Risks to both children and teachers increases with morbidity factors, and more with multiple factors.

What are the risks to teachers?

The biggest concern in schools is not about children infecting children but more about teachers possibly infecting children because children are already infecting each other in their communities.
The Greatest threat to teachers is other teachers, not the children
Teachers should avoid close contact with learners and with each other
Little need to have close contact with children – so this should be avoided. (difficult in ECD and special needs).
Children can be infected by teachers – they have the same infection rates as adults, but they do not develop severe disease – the immune system clears the virus quickly and does not let it develop a high viral nose – so not infectious. Adults with mild symptoms still have high viral load and are infectious.
Have staff meeting outside to prevent self- inoculation – virus on surfaces
Teacher at home engaging with other adults have similar risk as if going to school – but if have comorbidities must be very careful about physical distancing
The Union Survey trying to establish incidence of co-morbidities in teachers will give a high-level summary of the situation

Are there medical reasons for the phased reopening of schools?

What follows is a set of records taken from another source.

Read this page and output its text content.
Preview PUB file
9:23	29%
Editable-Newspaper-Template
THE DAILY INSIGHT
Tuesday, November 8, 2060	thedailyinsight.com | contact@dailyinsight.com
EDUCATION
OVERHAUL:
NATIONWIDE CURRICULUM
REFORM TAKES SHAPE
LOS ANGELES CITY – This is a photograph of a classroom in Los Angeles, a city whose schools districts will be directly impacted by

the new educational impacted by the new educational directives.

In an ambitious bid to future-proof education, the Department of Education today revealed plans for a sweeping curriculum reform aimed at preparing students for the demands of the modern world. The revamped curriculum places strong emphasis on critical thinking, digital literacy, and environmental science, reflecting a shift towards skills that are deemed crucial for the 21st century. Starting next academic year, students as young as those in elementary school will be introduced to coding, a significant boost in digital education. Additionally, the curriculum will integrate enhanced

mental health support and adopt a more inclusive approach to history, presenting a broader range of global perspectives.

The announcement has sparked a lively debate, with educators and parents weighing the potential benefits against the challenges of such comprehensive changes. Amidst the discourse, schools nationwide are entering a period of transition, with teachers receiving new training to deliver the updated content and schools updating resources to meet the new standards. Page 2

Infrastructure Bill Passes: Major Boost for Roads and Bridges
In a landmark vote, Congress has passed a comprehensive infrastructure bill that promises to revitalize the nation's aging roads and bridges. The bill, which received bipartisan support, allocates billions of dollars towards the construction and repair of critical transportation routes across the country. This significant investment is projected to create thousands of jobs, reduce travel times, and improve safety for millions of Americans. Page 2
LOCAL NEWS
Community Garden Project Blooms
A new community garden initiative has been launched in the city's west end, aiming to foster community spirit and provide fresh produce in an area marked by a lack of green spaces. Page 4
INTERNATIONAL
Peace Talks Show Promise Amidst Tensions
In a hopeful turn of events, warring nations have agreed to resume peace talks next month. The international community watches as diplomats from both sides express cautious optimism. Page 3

Phased opening means that schools can start putting institutional practices into place; enables SMTs to see what is to be done and how to do it; gives everyone a chance to get used to the new normal. Can use time to educate teachers and parents so that behavior changes.

We need to use this ‘pilot’ time to assess and learn – and we need  more than a few weeks to do so

We will all understand more after the first few weeks 

We could open schools faster – if all the hand hygiene etc. routines in place.